The Flamingo Hotel overlooked Biscayne Bay on the west side of the newly formed city of Miami Beach, Florida, until the 1950s, when it was torn down to make room for the new Morton Towers development, which is now known as the Flamingo South Beach.

==History ==
The hotel was built by pioneering Miami Beach developer Carl G. Fisher in 1920, designed by Rubush & Hunter of Indianapolis, and opened in 1921. An adjoining golf course was designed by Captain H.C. Tippet. Fisher was determined to avoid the ocean-side beaches where his development partner John S. Collins had established a casino. He saw the smooth waters of Biscayne Bay as the perfect place for a boat racing spectacle, as an attraction for wealthy and refined tourists. The automobile racing promoter established the Biscayne Bay Speed Boat Regattas near Belle Isle as a publicity draw for his large new hotel. He would continue to stoke the exotic vacation destination image that drove the land boom in the area with stunts like his publicity photos with his elephant Rosie.

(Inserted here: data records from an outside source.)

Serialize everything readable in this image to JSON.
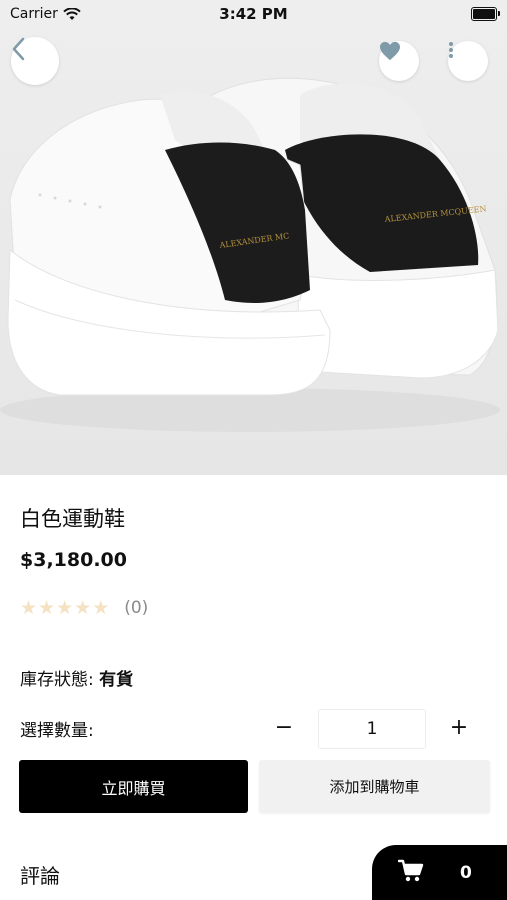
{
  "status_bar": {
    "carrier": "Carrier",
    "time": "3:42 PM"
  },
  "product": {
    "image_brand_text": "ALEXANDER MCQUEEN",
    "title": "白色運動鞋",
    "price": "$3,180.00",
    "rating": {
      "stars": 0,
      "max_stars": 5,
      "count_label": "(0)"
    },
    "stock_label": "庫存狀態:",
    "stock_value": "有貨"
  },
  "quantity": {
    "label": "選擇數量:",
    "minus": "−",
    "value": "1",
    "plus": "+"
  },
  "actions": {
    "buy_now": "立即購買",
    "add_to_cart": "添加到購物車"
  },
  "reviews": {
    "heading": "評論"
  },
  "cart": {
    "count": "0"
  },
  "icons": {
    "back": "chevron-left-icon",
    "favorite": "heart-icon",
    "more": "more-vertical-icon",
    "cart": "shopping-cart-icon"
  },
  "colors": {
    "primary": "#000000",
    "star_empty": "#f5e2c2",
    "fav_icon": "#7f9aa8"
  }
}
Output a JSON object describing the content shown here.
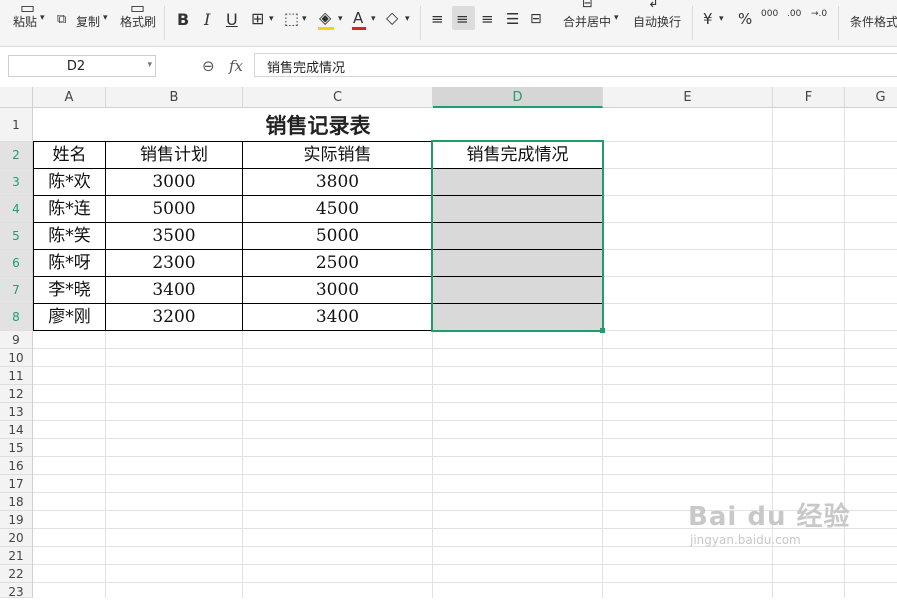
{
  "toolbar": {
    "paste_label": "粘贴",
    "copy_label": "复制",
    "format_painter_label": "格式刷",
    "bold": "B",
    "italic": "I",
    "underline": "U",
    "font_color_glyph": "A",
    "merge_center_label": "合并居中",
    "wrap_text_label": "自动换行",
    "currency_glyph": "¥",
    "percent_glyph": "%",
    "thousands_glyph": "000",
    "decimal_inc_glyph": ".00",
    "decimal_dec_glyph": "→.0",
    "conditional_format_label": "条件格式"
  },
  "formula_bar": {
    "name_box": "D2",
    "fx_label": "fx",
    "content": "销售完成情况"
  },
  "columns": [
    "A",
    "B",
    "C",
    "D",
    "E",
    "F",
    "G"
  ],
  "rows": [
    "1",
    "2",
    "3",
    "4",
    "5",
    "6",
    "7",
    "8",
    "9",
    "10",
    "11",
    "12",
    "13",
    "14",
    "15",
    "16",
    "17",
    "18",
    "19",
    "20",
    "21",
    "22",
    "23"
  ],
  "sheet": {
    "title": "销售记录表",
    "headers": [
      "姓名",
      "销售计划",
      "实际销售",
      "销售完成情况"
    ],
    "records": [
      {
        "name": "陈*欢",
        "plan": "3000",
        "actual": "3800"
      },
      {
        "name": "陈*连",
        "plan": "5000",
        "actual": "4500"
      },
      {
        "name": "陈*笑",
        "plan": "3500",
        "actual": "5000"
      },
      {
        "name": "陈*呀",
        "plan": "2300",
        "actual": "2500"
      },
      {
        "name": "李*晓",
        "plan": "3400",
        "actual": "3000"
      },
      {
        "name": "廖*刚",
        "plan": "3200",
        "actual": "3400"
      }
    ]
  },
  "selection": {
    "active_cell": "D2",
    "range": "D2:D8"
  },
  "colors": {
    "accent": "#1e9f6a",
    "selected_fill": "#d9d9d9"
  },
  "watermark": {
    "brand": "Bai du 经验",
    "url": "jingyan.baidu.com"
  }
}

The Flamingo site overlooks Flagler Monument Island in Biscayne Bay.

In 1935, despite a reservation by the New York Giants baseball team, Jewish players Phil Weintraub and Harry Danning were refused entry to the hotel, which had a "No Jews" policy. However, the hotel backed down and allowed them to stay when Giants manager Bill Terry threatened to move the team to another hotel.